Sharekhan's research report on Coromandel International
Q1FY24 consolidated PAT of Rs. 494 crore (down 1% y-o-y) was 15% above our estimate, led by strong revenues/margins of the nutrient and other allied segments, which offset continued weakness in CPC business amid high channel inventory, pricing pressure and delayed monsoons. Segmental margins were a mixed bag as EBIT of nutrients and other allied segments grew by 12% y-o-y to Rs. 672 crore led by volume growth and sustained per tonne fertiliser margin. However, the CPC business disappointed with a steep 17% y-o-y fall in revenue to Rs. 547 crore and 309 bps y-o-y contraction in EBIT margin to 10%. Input cost pressure subsided and the management expects full-year fertiliser margin to sustain at Rs. 5,500-6,000/tonne.

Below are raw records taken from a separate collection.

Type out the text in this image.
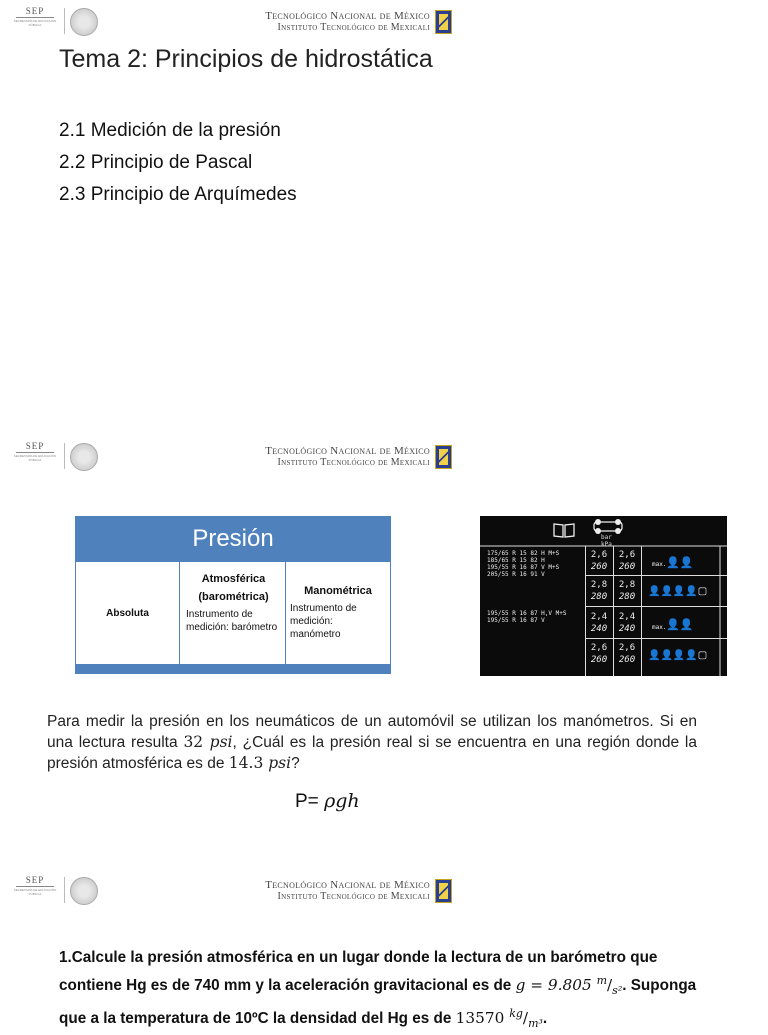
SEP
SECRETARÍA DE EDUCACIÓN PÚBLICA
Tecnológico Nacional de México
Instituto Tecnológico de Mexicali
Tema 2: Principios de hidrostática
2.1 Medición de la presión
2.2 Principio de Pascal
2.3 Principio de Arquímedes
SEP
SECRETARÍA DE EDUCACIÓN PÚBLICA
Tecnológico Nacional de México
Instituto Tecnológico de Mexicali
Presión
Absoluta
Atmosférica (barométrica)
Instrumento de medición: barómetro
Manométrica
Instrumento de medición: manómetro
bar
kPa
175/65 R 15 82 H M+S
185/65 R 15 82 H
195/55 R 16 87 V M+S
205/55 R 16 91 V
195/55 R 16 87 H,V M+S
195/55 R 16 87 V
2,6
260
2,6
260	max. 👤👤
2,8
280
2,8
280 👤👤👤👤▢
2,4
240
2,4
240	max. 👤👤
2,6
260
2,6
260 👤👤👤👤▢
Para medir la presión en los neumáticos de un automóvil se utilizan los manómetros. Si en una lectura resulta 32 psi, ¿Cuál es la presión real si se encuentra en una región donde la presión atmosférica es de 14.3 psi?
P= ρgh
SEP
SECRETARÍA DE EDUCACIÓN PÚBLICA
Tecnológico Nacional de México
Instituto Tecnológico de Mexicali
1.Calcule la presión atmosférica en un lugar donde la lectura de un barómetro que contiene Hg es de 740 mm y la aceleración gravitacional es de g = 9.805 $^m/_{s^2}$. Suponga que a la temperatura de 10ºC la densidad del Hg es de 13570 $^{kg}/_{m^3}$.
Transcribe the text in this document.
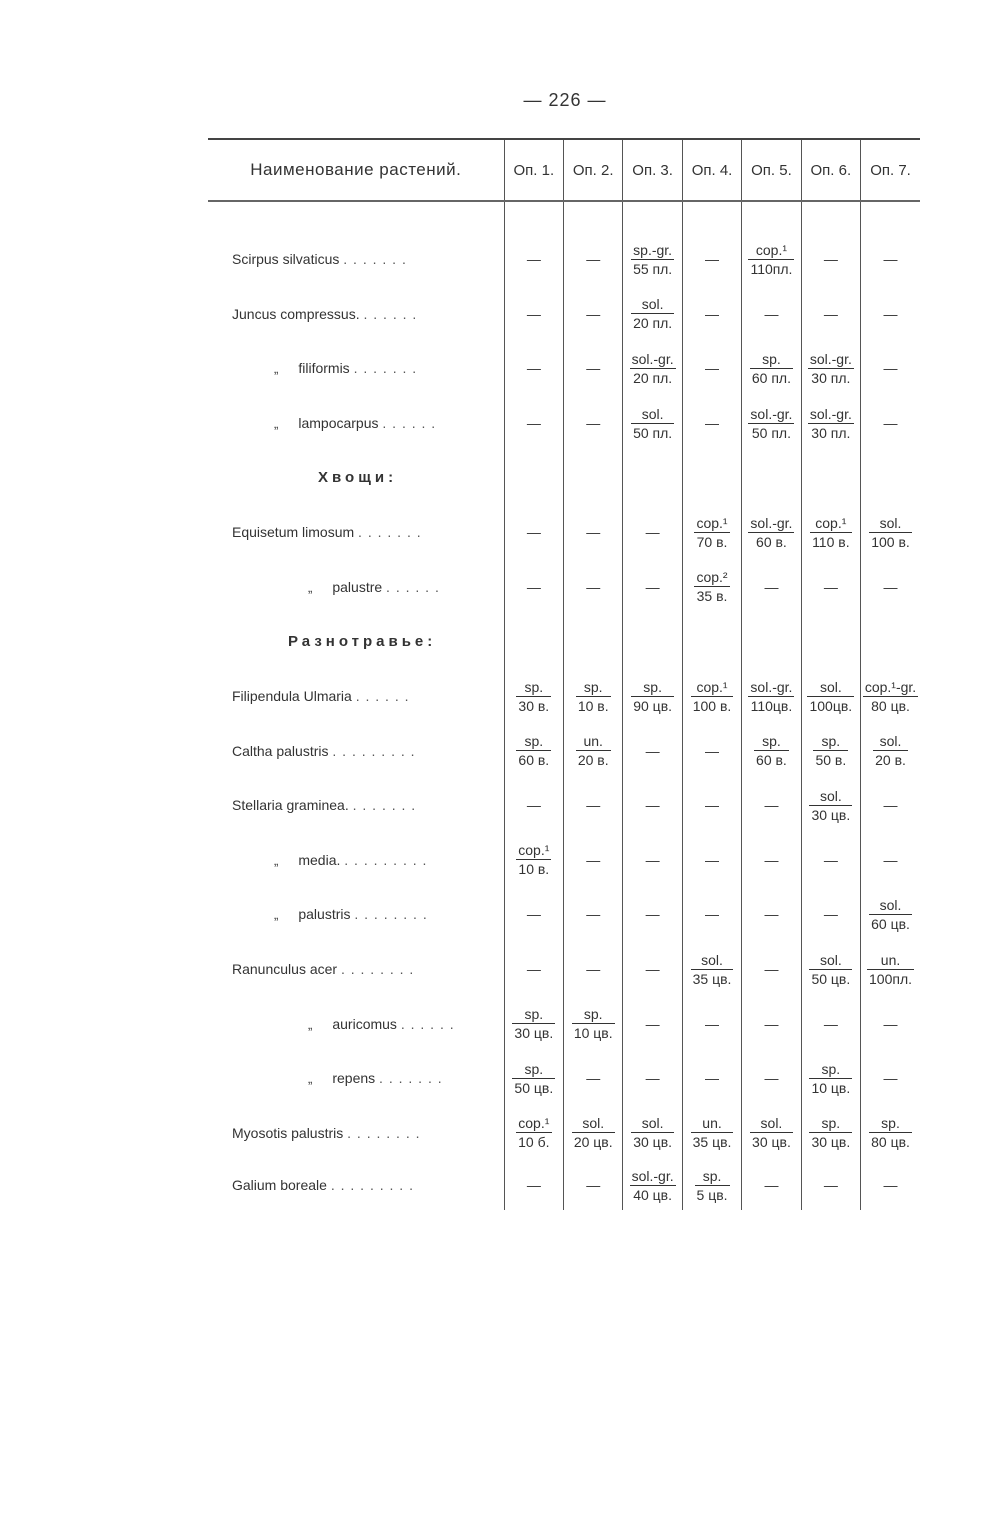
— 226 —
Наименование растений.	Оп. 1.	Оп. 2.	Оп. 3.	Оп. 4.	Оп. 5.	Оп. 6.	Оп. 7.

Scirpus silvaticus . . . . . . .	—	—	$\frac{sp.-gr.}{55 пл.}$	—	$\frac{\text{cop.¹}}{110пл.}$	—	—
Juncus compressus. . . . . . .	—	—	$\frac{\text{sol.}}{20 пл.}$	—	—	—	—
„ filiformis . . . . . . .	—	—	$\frac{\text{sol.-gr.}}{20 пл.}$	—	$\frac{sp.}{60 пл.}$	$\frac{\text{sol.-gr.}}{30 пл.}$	—
„ lampocarpus . . . . . .	—	—	$\frac{\text{sol.}}{50 пл.}$	—	$\frac{\text{sol.-gr.}}{50 пл.}$	$\frac{\text{sol.-gr.}}{30 пл.}$	—
Хвощи:							
Equisetum limosum . . . . . . .	—	—	—	$\frac{\text{cop.¹}}{70 в.}$	$\frac{\text{sol.-gr.}}{60 в.}$	$\frac{\text{cop.¹}}{110 в.}$	$\frac{\text{sol.}}{100 в.}$

„ palustre . . . . . .	—	—	—	$\frac{\text{cop.²}}{35 в.}$	—	—	—
Разнотравье:							
Filipendula Ulmaria . . . . . .	$\frac{sp.}{30 в.}$	$\frac{sp.}{10 в.}$	$\frac{sp.}{90 цв.}$	$\frac{\text{cop.¹}}{100 в.}$	$\frac{\text{sol.-gr.}}{110цв.}$	$\frac{\text{sol.}}{100цв.}$	$\frac{\text{cop.¹-gr.}}{80 цв.}$

Caltha palustris . . . . . . . . .	$\frac{sp.}{60 в.}$	$\frac{un.}{20 в.}$	—	—	$\frac{sp.}{60 в.}$	$\frac{sp.}{50 в.}$	$\frac{\text{sol.}}{20 в.}$

Stellaria graminea. . . . . . . .	—	—	—	—	—	$\frac{\text{sol.}}{30 цв.}$	—
„ media. . . . . . . . . .	$\frac{\text{cop.¹}}{10 в.}$	—	—	—	—	—	—
„ palustris . . . . . . . .	—	—	—	—	—	—	$\frac{\text{sol.}}{60 цв.}$

Ranunculus acer . . . . . . . .	—	—	—	$\frac{\text{sol.}}{35 цв.}$	—	$\frac{\text{sol.}}{50 цв.}$	$\frac{un.}{100пл.}$

„ auricomus . . . . . .	$\frac{sp.}{30 цв.}$	$\frac{sp.}{10 цв.}$	—	—	—	—	—
„ repens . . . . . . .	$\frac{sp.}{50 цв.}$	—	—	—	—	$\frac{sp.}{10 цв.}$	—
Myosotis palustris . . . . . . . .	$\frac{\text{cop.¹}}{10 б.}$	$\frac{\text{sol.}}{20 цв.}$	$\frac{\text{sol.}}{30 цв.}$	$\frac{un.}{35 цв.}$	$\frac{\text{sol.}}{30 цв.}$	$\frac{sp.}{30 цв.}$	$\frac{sp.}{80 цв.}$

Galium boreale . . . . . . . . .	—	—	$\frac{\text{sol.-gr.}}{40 цв.}$	$\frac{sp.}{5 цв.}$	—	—	—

Focus on new business stream i.e. specialty chemical/CDMO and future technology (drone for agrochemical space) and innovative products (Nano-DAP by Oct’23), strong margin for fertilizers makes us constructive on growth prospects.
Outlook
We maintain a Buy on Coromandel with an unchanged PT of Rs. 1,155, given healthy earnings growth outlook and reasonable valuation of 11.5x FY25E EPS. Focus on CDMO and specialty chemical is a right step and could drive meaningful growth in the medium to long term apart from ssssstrong contribution core fertilizer/CPC business.